I want to remember that earthly power is temporary. Lent Week 3, Day 15
When was the last time you were completely surprised by God? I mean, God did something so completely opposite what you believe of God?
I love reading the OT prophets, especially the smaller ones. So much takes place in such small books. Read the book of Habakkuk. Not only is his name fun to say, his book is short so you can read it in about 5 minutes.
It starts with an amazing exchange: first, Habakkuk complains to God. I don’t think we do this enough. I think we need to lament more. I think we need to cry out more.

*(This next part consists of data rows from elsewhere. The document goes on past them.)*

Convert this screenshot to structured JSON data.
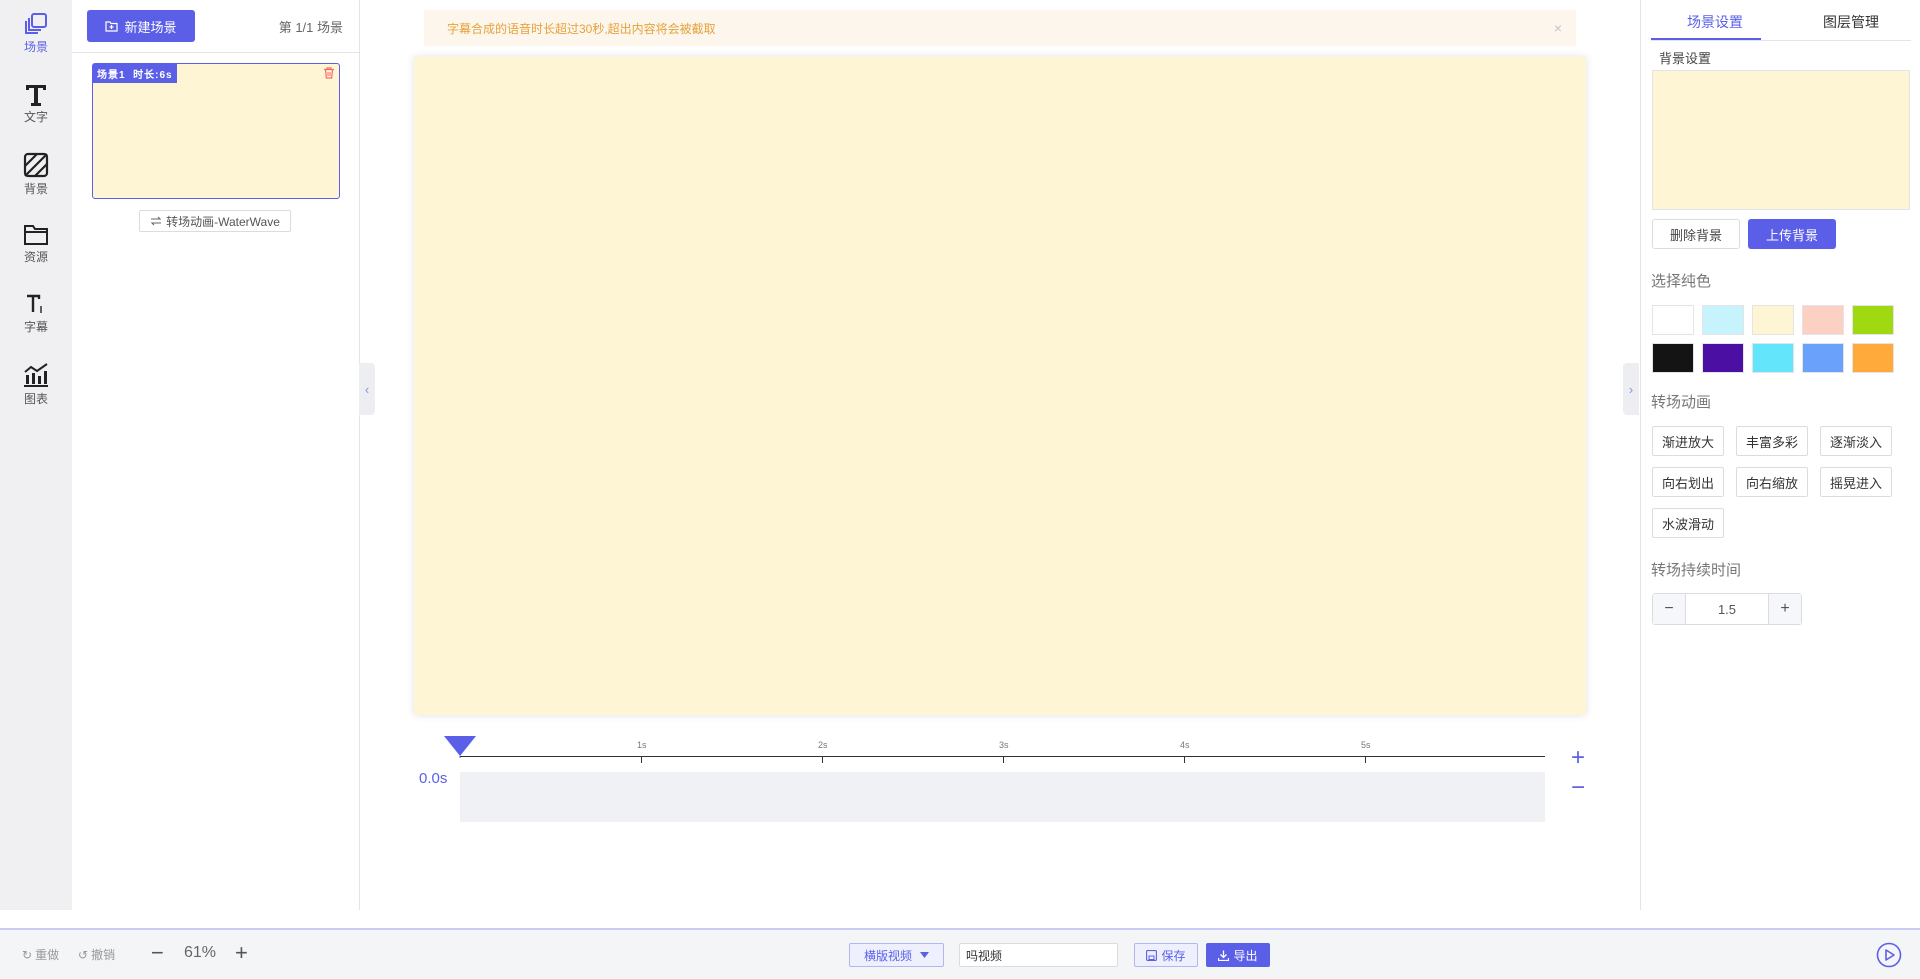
{
  "rail": {
    "items": [
      {
        "label": "场景",
        "icon": "layers-icon"
      },
      {
        "label": "文字",
        "icon": "text-icon"
      },
      {
        "label": "背景",
        "icon": "background-icon"
      },
      {
        "label": "资源",
        "icon": "folder-icon"
      },
      {
        "label": "字幕",
        "icon": "subtitle-icon"
      },
      {
        "label": "图表",
        "icon": "chart-icon"
      }
    ]
  },
  "scenes": {
    "new_button": "新建场景",
    "count": "第 1/1 场景",
    "card_tag": "场景1  时长:6s",
    "transition": "转场动画-WaterWave"
  },
  "notice": {
    "text": "字幕合成的语音时长超过30秒,超出内容将会被截取",
    "close": "×"
  },
  "timeline": {
    "readout": "0.0s",
    "ticks": [
      "1s",
      "2s",
      "3s",
      "4s",
      "5s"
    ],
    "plus": "+",
    "minus": "−"
  },
  "right": {
    "tabs": [
      "场景设置",
      "图层管理"
    ],
    "bg_label": "背景设置",
    "delete_bg": "删除背景",
    "upload_bg": "上传背景",
    "solid_label": "选择纯色",
    "swatches": [
      "#ffffff",
      "#c6f3fc",
      "#fef5d4",
      "#fdd0c4",
      "#a0d911",
      "#141414",
      "#4b0fa3",
      "#63e6fb",
      "#6aa1fb",
      "#ffaa3b"
    ],
    "anim_label": "转场动画",
    "anims": [
      "渐进放大",
      "丰富多彩",
      "逐渐淡入",
      "向右划出",
      "向右缩放",
      "摇晃进入",
      "水波滑动"
    ],
    "duration_label": "转场持续时间",
    "duration_value": "1.5",
    "dec": "−",
    "inc": "+"
  },
  "bottom": {
    "redo": "重做",
    "undo": "撤销",
    "zoom_minus": "−",
    "zoom": "61%",
    "zoom_plus": "+",
    "orientation": "横版视频",
    "video_name": "吗视频",
    "save": "保存",
    "export": "导出"
  },
  "colors": {
    "accent": "#5b5fe8",
    "canvas": "#fef5d4",
    "warning": "#e6a23c"
  }
}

I think we need to be more honest in our relationship with God and call on God to explain just what is going on more often.
I wish I knew why are afraid to do this. All throughout the Bible, there are people of God crying out and lamenting and complaining and yelling and it is okay. It is fine to let God know what we are thinking. God knows our thoughts anyway; do we think we are hiding them by not speaking them out loud? Or writing them in a journal? Or saying them as we pray silently?
Habakkuk is angry. And his anger sounds almost like he is describing today’s world:
2 How long must I cry, O Eternal One,
and get no answer from You?
Even when I yell to You, “Violence is all around!”
You do nothing to save those in distress.
3 Why do You force me to see these atrocities?
Why do You make me watch such wickedness?
Disaster and violence, conflict and controversy are raging all around me.
4 Your law is powerless to stop this; injustice prevails.
The depraved surround the innocent, and justice is perverted.
This sounds a lot like what I want to say about what is going on today. Our leaders are corrupt and make no effort to hide it. People in the highest office blatantly lie and when caught in those lies, they lie even more. The most vulnerable among us are being mistreated in the short term and in the long term with policy and budget proposals.
And many good people support these things. This is what truly makes me angry. This is what makes me call out, “God, Your law seems powerless. What is going on?”
Expressing anger as a child of God is nothing new. It is something God’s people should do more often. However, we must be ready for the second part of the exchange.
When God replies to Habakkuk, God reveals something extraordinary: God is going to use the enemy of God’s people to bring about God’s justice.
5 Eternal One: Take a look at the nations and watch what happens!
You will be shocked and amazed.
For in your days, I am doing a work,
a work you will never believe even if someone tells you plainly!
6 Look! I am provoking and raising up the bitter and thieving Babylonian warriors from Chaldea;
they are moving out across the earth
And seizing others’ homes and property in their path.
When God speaks to God’s people, it is rarely what we expect to hear. God tells Habakkuk, “I hear you. I see you. I am already working on it.”
But God throws in a little twist. The way God is going to bring about justice in Israel is by raising up Bablyon. That doesn’t sound very God-like, though. At least, not the way I want God to operate.
But maybe what God is saying is when a nation decides to mistreat the poor, the widow, the orphan, and the foreigner, the natural consequences are disastrous. Maybe God is saying when the leaders of any particular nation become blatantly dishonest, even the naturally dishonest will seem truthful.
So call out to God. Cry out. Complain. Lament. But be prepared for the answer. It may not be what you are expecting.
All things are temporary. All earthly power is temporary. As much as we don’t want to admit it, all nations, including ours, rise and fall.
So what can we do about it? On a grand scale, maybe not much. On a smaller scale, maybe a little bit more. Who is being hurt right around you? Who is standing to lose access to the most basic needs? Who needs a welcoming home, a meal, an act of service?
We may have to watch as Babylon comes in to bring about God’s justice. But we don’t have to watch idly. We can busy working by loving on the people right around us.